Reports From the Field: Young women at greater risk after bypass surgery
Reports From the Field: Young women at greater risk after bypass surgery
Women are at as much as a three times greater risk than men of dying during or shortly after coronary artery bypass surgery, researchers report.
The report, in the Feb. 19, 2002, issue of Circulation: the Journal of the American Heart Association, concludes that women younger than 50 face an even greater risk than men.
"Although the percentage of bypass surgery patients who died was relatively small, the differences in both overall mortality and the death rate for patients under age 60 was significant between the two sexes," says Viola Vaccarino, MD, PhD, associate professor at Emory University’s School of Medicine in Atlanta and co-author of the study.
The researchers were unable to determine why the death rates were different between men and women, Vaccarino says. The researchers reviewed the records of 51,186 patients in the National Cardiovascular Network database who underwent bypass surgery at 23 medical centers. Of the patients, 29.7% were women.

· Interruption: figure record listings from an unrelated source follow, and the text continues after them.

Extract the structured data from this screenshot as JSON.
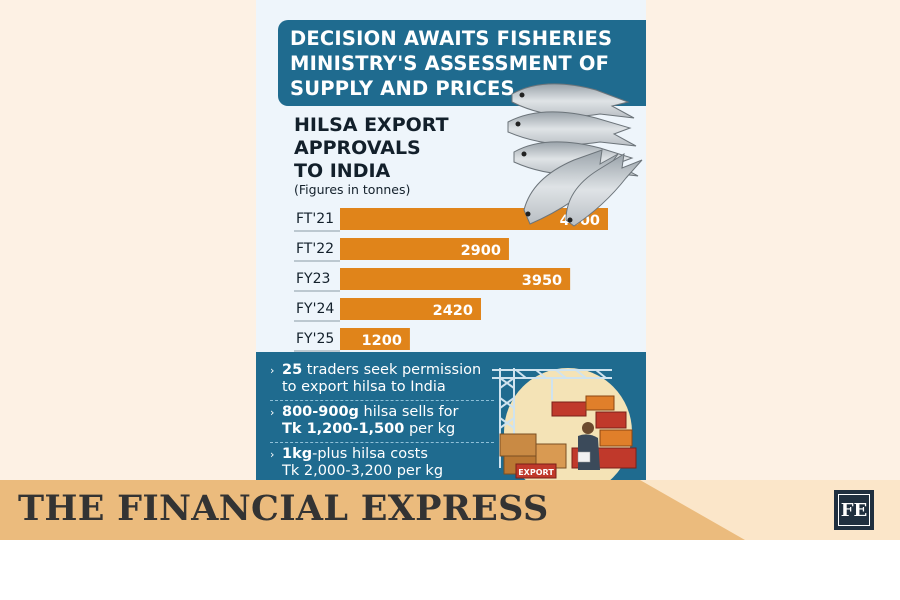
{
  "headline": {
    "lines": [
      "DECISION AWAITS FISHERIES",
      "MINISTRY'S ASSESSMENT OF",
      "SUPPLY AND PRICES"
    ]
  },
  "chart_data": {
    "type": "bar",
    "orientation": "horizontal",
    "title_lines": [
      "HILSA EXPORT",
      "APPROVALS",
      "TO INDIA"
    ],
    "unit_note": "(Figures in tonnes)",
    "categories": [
      "FT'21",
      "FT'22",
      "FY23",
      "FY'24",
      "FY'25"
    ],
    "values": [
      4600,
      2900,
      3950,
      2420,
      1200
    ],
    "xlim": [
      0,
      4600
    ],
    "bar_color": "#e0841a",
    "grid": false,
    "legend": "none"
  },
  "info": {
    "bullets": [
      {
        "bold": "25",
        "text1": " traders seek permission",
        "line2": "to export hilsa to India"
      },
      {
        "bold": "800-900g",
        "text1": " hilsa sells for",
        "line2_bold": "Tk 1,200-1,500",
        "line2": " per kg"
      },
      {
        "bold": "1kg",
        "text1": "-plus hilsa costs",
        "line2": "Tk 2,000-3,200 per kg"
      }
    ],
    "crate_label": "EXPORT"
  },
  "banner": {
    "brand": "THE FINANCIAL EXPRESS",
    "logo": "FE"
  },
  "colors": {
    "panel_blue": "#1f6b8f",
    "bar_orange": "#e0841a",
    "banner_tan": "#ebbb7d",
    "background": "#fdf1e4"
  }
}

Overall, 5.3% of the women died in the hospital compared with 2.9% of the men. In addition, 3.4% of women younger than 50 died compared with 1.1% of the men. In the 50-59 age group, 2.6% of women and 1.1% of men died.
"Women tended to have more pre-existing illness and risk factors in their medical history but they had less extensive coronary atherosclerosis and their hearts had better pump functions as detected by cardiac catheterization. It seems paradoxical, but that’s what the data show," Vaccarino says.